JV1973 said:
I don't know. I really don't. Dave and I don't speak much anymore.
He is the only cyclist to ever have served on the WADA athlete's commission. His work there, by all accounts, has been very good.
I am not going to call into question David's work on the WADA athlete's commission, because I do not know of what his work while there has entailed. And your reasoning behind hiring him is logical and is a foundation upon which Garmin's reputation has built itself and I understand that - the outward face of it being the acceptance that the sport has a dirty past but the commitment to a clean future. That's all fine.
But personally, I find it concerning that Millar gets roles like that ahead of clean riders. Why don't we see the likes of Christophe Bassons, Marco Pinotti or Jimmy Engoulvent getting to represent the sport or the riders like that?

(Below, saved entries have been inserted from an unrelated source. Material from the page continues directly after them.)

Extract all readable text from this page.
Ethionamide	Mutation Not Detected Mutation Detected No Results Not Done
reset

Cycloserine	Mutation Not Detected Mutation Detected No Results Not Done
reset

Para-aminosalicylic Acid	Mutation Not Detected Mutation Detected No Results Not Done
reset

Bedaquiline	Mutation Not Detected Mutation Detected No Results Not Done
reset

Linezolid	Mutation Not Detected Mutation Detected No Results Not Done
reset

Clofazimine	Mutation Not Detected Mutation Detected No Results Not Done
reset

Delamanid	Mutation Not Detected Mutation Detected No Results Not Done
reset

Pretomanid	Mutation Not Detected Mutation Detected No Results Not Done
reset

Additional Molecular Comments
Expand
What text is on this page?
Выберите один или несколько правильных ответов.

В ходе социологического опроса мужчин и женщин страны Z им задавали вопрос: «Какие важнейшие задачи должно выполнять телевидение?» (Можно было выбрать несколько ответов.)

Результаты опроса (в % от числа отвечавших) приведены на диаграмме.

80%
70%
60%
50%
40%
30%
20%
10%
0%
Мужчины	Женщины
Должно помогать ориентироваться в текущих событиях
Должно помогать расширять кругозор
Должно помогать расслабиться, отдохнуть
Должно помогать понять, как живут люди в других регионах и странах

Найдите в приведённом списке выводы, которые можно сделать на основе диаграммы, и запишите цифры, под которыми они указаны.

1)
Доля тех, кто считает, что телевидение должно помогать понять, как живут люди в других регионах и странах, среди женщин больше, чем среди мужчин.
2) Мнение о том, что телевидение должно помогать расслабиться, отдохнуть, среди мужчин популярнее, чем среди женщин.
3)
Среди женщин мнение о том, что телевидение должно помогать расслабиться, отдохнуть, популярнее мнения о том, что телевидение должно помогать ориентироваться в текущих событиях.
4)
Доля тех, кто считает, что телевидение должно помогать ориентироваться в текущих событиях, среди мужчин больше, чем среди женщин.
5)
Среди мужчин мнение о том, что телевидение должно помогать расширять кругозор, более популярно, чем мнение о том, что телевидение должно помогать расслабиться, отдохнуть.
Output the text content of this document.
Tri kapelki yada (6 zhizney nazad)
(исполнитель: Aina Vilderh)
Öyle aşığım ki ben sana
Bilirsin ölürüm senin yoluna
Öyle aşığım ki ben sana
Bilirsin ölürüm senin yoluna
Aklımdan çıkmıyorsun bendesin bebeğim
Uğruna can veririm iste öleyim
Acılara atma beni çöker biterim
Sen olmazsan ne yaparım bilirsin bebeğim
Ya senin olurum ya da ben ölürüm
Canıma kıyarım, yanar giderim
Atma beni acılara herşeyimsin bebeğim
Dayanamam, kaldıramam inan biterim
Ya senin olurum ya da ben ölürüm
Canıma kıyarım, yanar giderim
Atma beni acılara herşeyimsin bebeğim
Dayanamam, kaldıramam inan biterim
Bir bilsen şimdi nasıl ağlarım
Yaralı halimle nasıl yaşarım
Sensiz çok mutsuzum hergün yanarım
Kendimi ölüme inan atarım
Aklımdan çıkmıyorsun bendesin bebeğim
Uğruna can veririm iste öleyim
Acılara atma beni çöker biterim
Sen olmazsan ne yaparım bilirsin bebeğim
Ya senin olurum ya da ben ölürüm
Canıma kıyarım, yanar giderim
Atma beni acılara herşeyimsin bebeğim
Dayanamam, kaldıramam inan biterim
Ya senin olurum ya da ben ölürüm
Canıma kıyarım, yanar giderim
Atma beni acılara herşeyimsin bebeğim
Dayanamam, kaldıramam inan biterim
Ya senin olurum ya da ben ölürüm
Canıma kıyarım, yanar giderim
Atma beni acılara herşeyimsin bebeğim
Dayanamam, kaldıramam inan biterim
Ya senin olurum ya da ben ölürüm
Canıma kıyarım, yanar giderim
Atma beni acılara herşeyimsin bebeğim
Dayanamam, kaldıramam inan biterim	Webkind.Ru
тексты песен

It seems that even after stopping doping Millar is continually profiteering from his cheating.
There is an argument to be made that a repentant cheat or reformed doper is of more value to an anti-doping commission because he knows the system from the inside. Even putting aside Millar's public persona, which has always rubbed me up the wrong way as I've always got the air of Bono from him, that even when he is doing the right thing, he does it in a way that's designed to make sure you know he is doing the right thing, his history and complicity with anti-doping authorities makes his knowledge useful. I get that.
But he is still profiting from his doping while clean cyclists who've never been swayed lose out. First they get beaten by the dopers in the races, then the dopers get the anti-doping jobs ahead of them because of their insider information.
In your honest opinion, as I assume you have experience of dealing with both, do you think anti-doping commissions, working groups and panels are better served with clean riders who speak up against their cheating colleagues, or by reformed ex-dopers who have committed to fighting the fight for clean cycling?